Scientific classification
- Kingdom: Animalia
- Phylum: Chordata
- Class: Mammalia
- Order: Rodentia
- Family: Erethizontidae
- Genus: Coendou
- Species: C. vestitus
- Binomial name: Coendou vestitus Thomas, 1899

= Brown hairy dwarf porcupine =

- Genus: Coendou
- Species: vestitus
- Authority: Thomas, 1899
- Conservation status: DD

Species of rodent

The brown hairy dwarf porcupine (Coendou vestitus) is a species of rodent in the family Erethizontidae. Found in the Andes in Colombia and Venezuela, its natural habitat is subtropical or tropical moist lowland forests. It is not easy to study as it is known only from a few specimens and was not recorded from 1925 until the 2000s.
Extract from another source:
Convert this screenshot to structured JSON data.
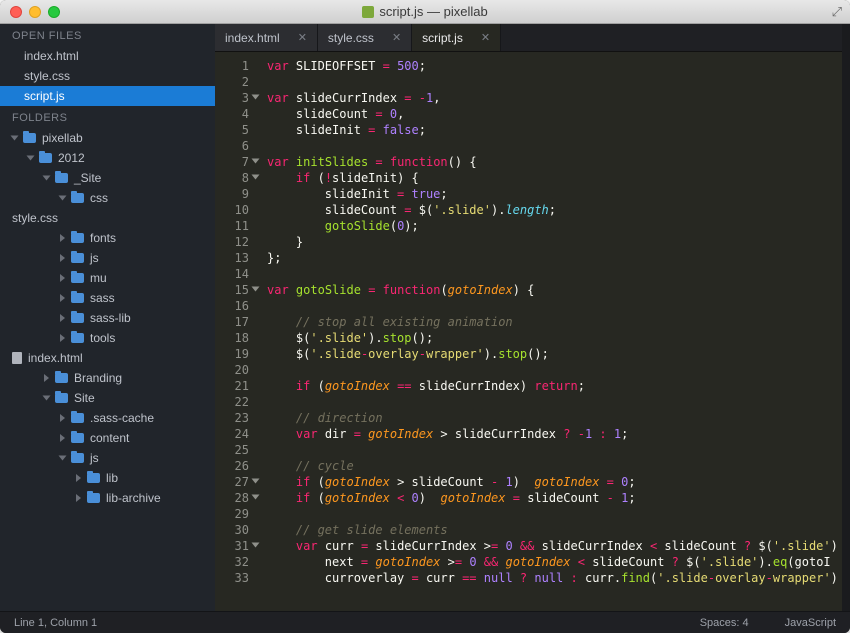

The porcupine is nocturnal and arboreal, feeding on leaves, shoots, and fruits. Habitat loss severely threatens it, and it may even be extinct. Formerly listed as vulnerable, it is now designated data deficient. It is not known from any protected areas or conservation measures.

This species was formerly sometimes assigned to Sphiggurus, a genus no longer recognized since genetic studies showed it to be polyphyletic. Its closest relative is the frosted hairy dwarf porcupine (Coendou pruinosus).